3 Responses to “Expressing the essence through art”

  1. On December 30th, 2011 at 7:41 pm artbizness said:

    I would definitely agree with this from my experience as a practitioner of both art and meditation.

    Quite often an artist tries to impose their will on the materials, and actually that makes really bad art (usually). You have to allow things to surface and go with what arises. What arises usually is better than what you wanted to make in the first place! It’s quite a mystical process. You have to give yourself up to it.

  2. On December 30th, 2011 at 7:50 pm ianmobsby said:

    Thats interesting Mike that you see it as a mystical process. Is that like submission of the task, letting go, is it that sort of process in art too?

  3. On December 30th, 2011 at 8:22 pm artbizness said:

    Yes.

    It took me a long time to see it that way, but there is definitely always that element to it for me.

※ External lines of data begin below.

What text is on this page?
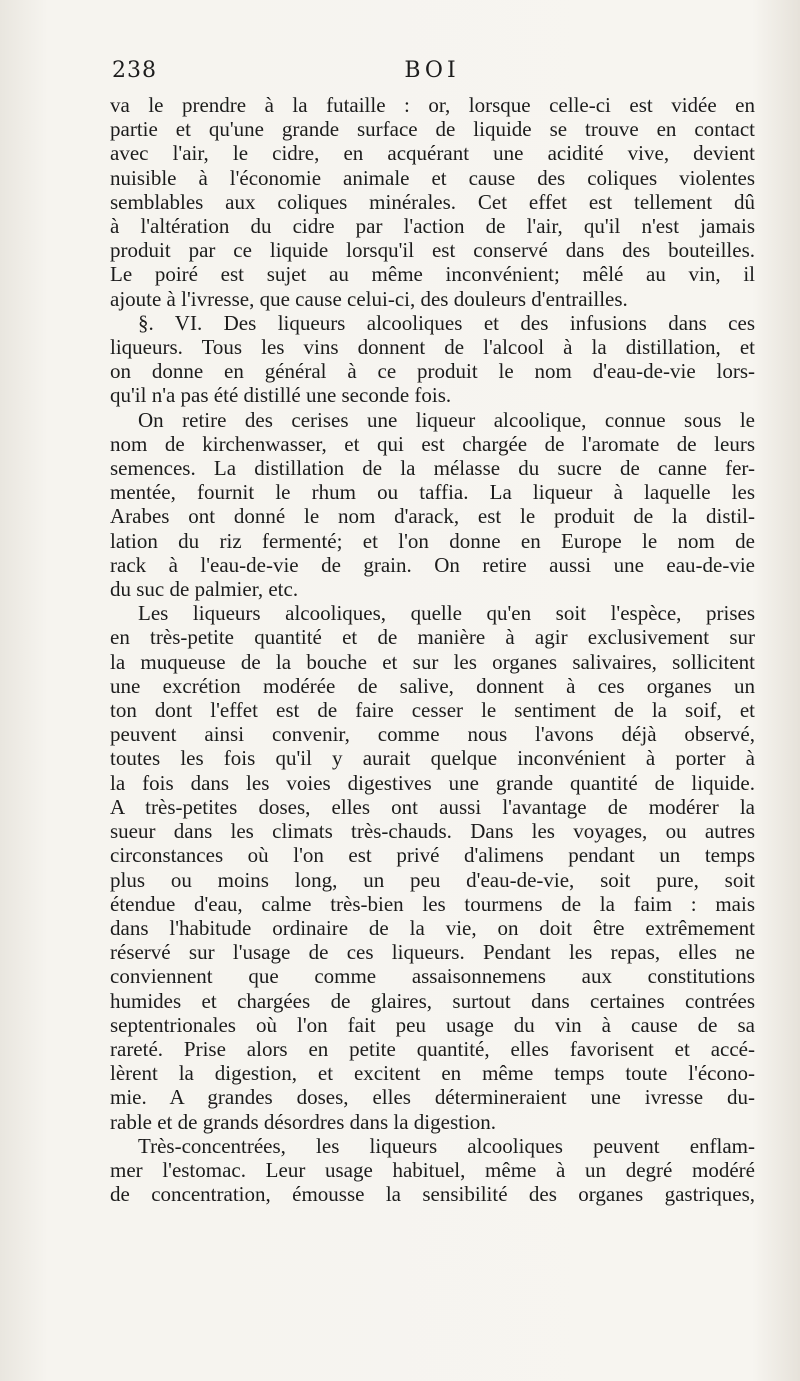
238	BOI
va le prendre à la futaille : or, lorsque celle-ci est vidée en
partie et qu'une grande surface de liquide se trouve en contact
avec l'air, le cidre, en acquérant une acidité vive, devient
nuisible à l'économie animale et cause des coliques violentes
semblables aux coliques minérales. Cet effet est tellement dû
à l'altération du cidre par l'action de l'air, qu'il n'est jamais
produit par ce liquide lorsqu'il est conservé dans des bouteilles.
Le poiré est sujet au même inconvénient; mêlé au vin, il
ajoute à l'ivresse, que cause celui-ci, des douleurs d'entrailles.
§. VI. Des liqueurs alcooliques et des infusions dans ces
liqueurs. Tous les vins donnent de l'alcool à la distillation, et
on donne en général à ce produit le nom d'eau-de-vie lors-
qu'il n'a pas été distillé une seconde fois.
On retire des cerises une liqueur alcoolique, connue sous le
nom de kirchenwasser, et qui est chargée de l'aromate de leurs
semences. La distillation de la mélasse du sucre de canne fer-
mentée, fournit le rhum ou taffia. La liqueur à laquelle les
Arabes ont donné le nom d'arack, est le produit de la distil-
lation du riz fermenté; et l'on donne en Europe le nom de
rack à l'eau-de-vie de grain. On retire aussi une eau-de-vie
du suc de palmier, etc.
Les liqueurs alcooliques, quelle qu'en soit l'espèce, prises
en très-petite quantité et de manière à agir exclusivement sur
la muqueuse de la bouche et sur les organes salivaires, sollicitent
une excrétion modérée de salive, donnent à ces organes un
ton dont l'effet est de faire cesser le sentiment de la soif, et
peuvent ainsi convenir, comme nous l'avons déjà observé,
toutes les fois qu'il y aurait quelque inconvénient à porter à
la fois dans les voies digestives une grande quantité de liquide.
A très-petites doses, elles ont aussi l'avantage de modérer la
sueur dans les climats très-chauds. Dans les voyages, ou autres
circonstances où l'on est privé d'alimens pendant un temps
plus ou moins long, un peu d'eau-de-vie, soit pure, soit
étendue d'eau, calme très-bien les tourmens de la faim : mais
dans l'habitude ordinaire de la vie, on doit être extrêmement
réservé sur l'usage de ces liqueurs. Pendant les repas, elles ne
conviennent que comme assaisonnemens aux constitutions
humides et chargées de glaires, surtout dans certaines contrées
septentrionales où l'on fait peu usage du vin à cause de sa
rareté. Prise alors en petite quantité, elles favorisent et accé-
lèrent la digestion, et excitent en même temps toute l'écono-
mie. A grandes doses, elles détermineraient une ivresse du-
rable et de grands désordres dans la digestion.
Très-concentrées, les liqueurs alcooliques peuvent enflam-
mer l'estomac. Leur usage habituel, même à un degré modéré
de concentration, émousse la sensibilité des organes gastriques,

Most of my most successful works have been made that way.

    Generating art or music or poetry comes out of “play”, in the sense of getting lost in playing with stuff (paint if you’re a painter, words if you’re a poet, music if you’re a musician).

    There’s definitely a sense of losing oneself in it, and then a certain “magic” happens where you suddenly catch on to something. If you’re not being attentive or fully in the moment, then you can miss that moment and you’ve lost it – the work won’t get made. It takes a lot of practise, and most artists will only show about 10% of their work for that reason. You have to get through 90% dross first before you can even get to the point where you’re ready. I’m always surprised at the number of musicians especially, even very famous and successful musicians, who talk about this very thing.

    It’s not talked about so much in art, as it’s seen as either detracting, specific to a certain style of art, backwards or nonsense. Or a combination of all four.